‘‘A credibilidade de um país é inversamente proporcional aos juros que os investidores internacionais lhe cobram.’’
Millôr Fernandes, jornalista e escritor
Juros neuróticos
De Sharon, Arafat, Duhalde e Chávez vive a remexida (ou não) na taxa básica de juros, a Selic. Os usineiros da política monetária fazem reunião hoje e amanhã com um olho no petróleo e outro na inflação. O primeiro joga gasolina na segunda, com remarcação de 9,39% em março e mais 10,08% aqui em abril. O repique maior no IPCA é agora.
A pancadaria intermitente no Oriente Médio deixa o mercado global do sujo óleo em sobressalto. Na Venezuela, membro fundador da Opep, o rasgo de padrão republiqueta embananada de Woody Allen tende a aumentar os embarques da viscosa mercadoria. Hugo Chávez, que está presidente de novo, precisa de ‘‘cash’’ urgente para tapar rombos, retomar obras, regovernar o barco sem leme e amainar a borrasca por ele mesmo ardilosamente provocada.
Ora, se o petróleo não vai explodir, se o Oriente Médio vai precisar de mais 4 mil anos para viver em paz, se a Argentina já implodiu, se Bin Laden desapareceu também da mídia, se a águia americana ensaia nova decolagem, se Roseana Sarney já desistiu, de Ronaldinho acaba de ressuscitar - que tal dar uma navalhada de meio ponto porcentual na Selic?
Afinal, o dólar está bem comportado, o crédito bancário continua curto e caro, ganhos de produtividade e choques de competitividade continuam enjaulando a inflação de demanda e 174 milhões de brasileiros (pelo pop-clock do IBGE) não podem continuar refém de uma panacéia ridícula: a da presunção tecnocrata de querer salvar a economia e a sociedade com lances teatrais da Selic à direita da vírgula.
Para variar, o mercado está dividido: metade aposta em redução de 18,50% para 18,25%. A outra metade está rachada: metade da metade acha que a coisa vai baixar para 18% e a outra metade da metade jura que o juro vai continuar como está.
Ora, antes de mexer ou não na Selic, que tal bater um papo com a Petrobrás? Ela tem gordura para queimar na estrutura dos preços e dos lucros. Quem está no osso é o tomador de crédito na base e na ponta do sistema produtivo.

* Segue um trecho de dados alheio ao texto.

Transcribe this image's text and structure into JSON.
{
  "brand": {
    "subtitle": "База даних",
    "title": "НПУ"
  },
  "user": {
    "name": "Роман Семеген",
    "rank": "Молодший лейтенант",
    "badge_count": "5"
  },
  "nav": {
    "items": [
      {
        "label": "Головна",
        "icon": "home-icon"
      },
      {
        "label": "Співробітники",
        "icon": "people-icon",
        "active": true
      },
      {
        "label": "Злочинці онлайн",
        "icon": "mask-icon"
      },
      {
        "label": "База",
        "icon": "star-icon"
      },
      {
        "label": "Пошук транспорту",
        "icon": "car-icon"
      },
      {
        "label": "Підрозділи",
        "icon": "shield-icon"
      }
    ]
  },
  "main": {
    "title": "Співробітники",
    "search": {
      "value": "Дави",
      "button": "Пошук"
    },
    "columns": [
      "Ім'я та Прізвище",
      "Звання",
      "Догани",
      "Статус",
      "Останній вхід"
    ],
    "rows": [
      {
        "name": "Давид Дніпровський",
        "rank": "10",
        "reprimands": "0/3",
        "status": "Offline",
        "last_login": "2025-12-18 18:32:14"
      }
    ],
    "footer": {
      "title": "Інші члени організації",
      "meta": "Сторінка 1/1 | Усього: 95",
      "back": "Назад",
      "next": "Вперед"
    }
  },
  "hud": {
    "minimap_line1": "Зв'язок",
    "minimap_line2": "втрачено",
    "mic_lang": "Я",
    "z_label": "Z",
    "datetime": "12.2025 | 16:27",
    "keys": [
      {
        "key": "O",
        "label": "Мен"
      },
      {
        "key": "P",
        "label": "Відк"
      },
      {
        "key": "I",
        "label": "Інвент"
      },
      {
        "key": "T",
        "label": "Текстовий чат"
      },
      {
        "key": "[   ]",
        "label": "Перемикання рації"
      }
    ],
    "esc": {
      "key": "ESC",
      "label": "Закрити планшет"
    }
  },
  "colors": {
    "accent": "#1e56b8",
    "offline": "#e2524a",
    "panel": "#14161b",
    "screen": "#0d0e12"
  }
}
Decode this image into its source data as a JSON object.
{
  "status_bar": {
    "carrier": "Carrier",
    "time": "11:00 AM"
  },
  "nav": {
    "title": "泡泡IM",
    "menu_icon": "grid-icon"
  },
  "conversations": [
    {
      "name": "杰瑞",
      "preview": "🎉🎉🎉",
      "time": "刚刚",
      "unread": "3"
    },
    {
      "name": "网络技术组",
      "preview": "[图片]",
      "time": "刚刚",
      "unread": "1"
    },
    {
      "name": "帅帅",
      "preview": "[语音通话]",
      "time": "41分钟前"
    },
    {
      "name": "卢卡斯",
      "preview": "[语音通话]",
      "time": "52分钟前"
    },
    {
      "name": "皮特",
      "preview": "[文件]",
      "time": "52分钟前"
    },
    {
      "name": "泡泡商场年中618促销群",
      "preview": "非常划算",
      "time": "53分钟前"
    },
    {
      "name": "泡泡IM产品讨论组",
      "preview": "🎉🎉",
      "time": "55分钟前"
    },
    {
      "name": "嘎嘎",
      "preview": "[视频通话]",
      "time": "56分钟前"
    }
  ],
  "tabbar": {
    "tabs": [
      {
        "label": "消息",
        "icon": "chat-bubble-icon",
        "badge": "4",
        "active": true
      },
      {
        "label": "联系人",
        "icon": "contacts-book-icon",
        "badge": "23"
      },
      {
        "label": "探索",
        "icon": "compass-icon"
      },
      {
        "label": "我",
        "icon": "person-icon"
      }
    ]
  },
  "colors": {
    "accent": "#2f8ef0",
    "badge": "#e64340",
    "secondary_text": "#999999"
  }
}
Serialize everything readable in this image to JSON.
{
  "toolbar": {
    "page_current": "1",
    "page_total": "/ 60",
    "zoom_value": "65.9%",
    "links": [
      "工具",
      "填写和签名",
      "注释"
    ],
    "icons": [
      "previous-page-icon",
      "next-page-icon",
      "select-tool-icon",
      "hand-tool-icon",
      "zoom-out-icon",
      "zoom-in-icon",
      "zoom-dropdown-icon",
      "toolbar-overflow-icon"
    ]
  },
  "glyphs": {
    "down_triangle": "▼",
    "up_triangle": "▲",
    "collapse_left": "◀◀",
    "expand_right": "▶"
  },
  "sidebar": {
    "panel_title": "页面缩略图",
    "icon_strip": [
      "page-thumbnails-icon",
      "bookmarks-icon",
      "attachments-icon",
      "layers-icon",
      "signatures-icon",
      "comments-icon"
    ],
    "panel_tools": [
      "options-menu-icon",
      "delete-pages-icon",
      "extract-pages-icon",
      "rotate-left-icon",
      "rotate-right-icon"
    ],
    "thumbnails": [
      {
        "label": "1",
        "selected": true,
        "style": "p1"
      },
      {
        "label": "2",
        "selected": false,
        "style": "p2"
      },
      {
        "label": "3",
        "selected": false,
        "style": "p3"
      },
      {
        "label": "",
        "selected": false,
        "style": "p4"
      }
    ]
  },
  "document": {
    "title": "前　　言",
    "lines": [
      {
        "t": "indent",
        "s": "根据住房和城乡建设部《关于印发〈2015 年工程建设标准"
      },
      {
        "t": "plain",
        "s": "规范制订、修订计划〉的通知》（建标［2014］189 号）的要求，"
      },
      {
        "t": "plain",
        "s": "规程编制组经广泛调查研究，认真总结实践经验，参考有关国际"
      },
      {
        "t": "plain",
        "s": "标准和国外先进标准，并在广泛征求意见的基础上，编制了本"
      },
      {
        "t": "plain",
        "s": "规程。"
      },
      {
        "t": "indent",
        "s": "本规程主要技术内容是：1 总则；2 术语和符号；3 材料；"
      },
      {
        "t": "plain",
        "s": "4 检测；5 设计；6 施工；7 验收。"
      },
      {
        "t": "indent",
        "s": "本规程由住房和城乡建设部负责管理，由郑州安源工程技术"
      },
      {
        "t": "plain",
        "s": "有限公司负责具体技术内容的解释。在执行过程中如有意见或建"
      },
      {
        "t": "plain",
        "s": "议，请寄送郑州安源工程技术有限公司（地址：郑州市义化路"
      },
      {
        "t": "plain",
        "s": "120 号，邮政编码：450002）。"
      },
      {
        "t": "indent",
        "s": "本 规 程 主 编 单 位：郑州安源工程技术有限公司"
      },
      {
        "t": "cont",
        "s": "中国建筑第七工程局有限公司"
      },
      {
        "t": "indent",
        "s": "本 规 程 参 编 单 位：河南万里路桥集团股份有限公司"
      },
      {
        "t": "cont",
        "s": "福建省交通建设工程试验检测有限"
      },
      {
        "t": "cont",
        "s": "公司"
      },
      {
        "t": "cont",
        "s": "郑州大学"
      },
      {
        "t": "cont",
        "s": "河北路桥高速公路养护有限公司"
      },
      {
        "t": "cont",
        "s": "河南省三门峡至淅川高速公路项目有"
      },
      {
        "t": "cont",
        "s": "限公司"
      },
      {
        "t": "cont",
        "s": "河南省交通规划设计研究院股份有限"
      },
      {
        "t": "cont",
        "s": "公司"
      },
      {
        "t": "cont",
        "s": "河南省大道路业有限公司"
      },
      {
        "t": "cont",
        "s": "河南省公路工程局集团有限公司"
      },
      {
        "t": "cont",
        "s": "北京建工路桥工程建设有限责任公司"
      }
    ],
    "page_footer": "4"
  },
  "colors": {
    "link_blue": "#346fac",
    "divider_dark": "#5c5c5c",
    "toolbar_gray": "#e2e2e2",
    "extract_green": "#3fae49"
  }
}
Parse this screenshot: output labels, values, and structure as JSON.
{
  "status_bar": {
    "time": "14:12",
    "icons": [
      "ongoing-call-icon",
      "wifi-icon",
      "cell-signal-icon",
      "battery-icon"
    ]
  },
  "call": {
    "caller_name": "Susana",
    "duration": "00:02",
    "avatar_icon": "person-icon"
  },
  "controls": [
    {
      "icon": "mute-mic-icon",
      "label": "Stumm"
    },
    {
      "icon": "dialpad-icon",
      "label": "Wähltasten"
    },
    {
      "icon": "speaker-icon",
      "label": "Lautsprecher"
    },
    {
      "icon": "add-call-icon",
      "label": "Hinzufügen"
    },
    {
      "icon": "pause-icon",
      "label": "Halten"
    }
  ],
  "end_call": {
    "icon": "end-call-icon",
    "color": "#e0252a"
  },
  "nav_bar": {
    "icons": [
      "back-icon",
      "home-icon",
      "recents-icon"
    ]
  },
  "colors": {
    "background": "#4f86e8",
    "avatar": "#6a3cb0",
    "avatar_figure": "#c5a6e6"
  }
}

Com o lembrete de José Maria de Jesus, analfabeto em teoria monetária: ‘‘O juro alto que estimula a poupança financeira é o mesmo que desencoraja o investimento (re)produtivo. Simplesmente porque o juro triplicado pelo risco amoitado no ‘‘spread’’ bancário é o mesmo que bloqueia o consumo, a produção, o emprego, o salário e o projeto empresarial.
E ainda: dois terços do IPCA 2001/2002 resultam de preços administrados pelo próprio governo e não de surtos de inflação de demanda . E desde quando combater a inflação é encarecer o custo financeiro de quem produz e vende?
Secos & Molhados
No desvio - O professor Delfim Netto, que já foi ministro e está deputado, lembra que a intermediação financeira ganha rios de dinheiro no financiamento da dívida pública contratada pela cobertura do déficit público - expediente que embrutece os juros para o setor privado.
Espelho - O certo e o triste é que países ricos, pobres e remediados, igualmente deficitários, se contentam de há muito com juros civilizados. A taxa real básica que o diga. Ela é hoje de 12,9% no Brasil contra 2,5% no Chile, 4,5% no México, 5,2% na China, 5,1% na Índia, 2,0% na Zona do Euro ou 0,1% no Japão . Com taxas negativas de 0,2% na Coréia e de 0,4% nos Estados Unidos.
Em resumo - Há um desvio de rota na política monetária, tão ou mais patogênico que o da política tributária. Com a diferença: a reforma da segunda tem de passar pelo cadáver do Congresso Nacional; o ajuste da primeira depende só de meia dúzia de canetadas do Banco Central.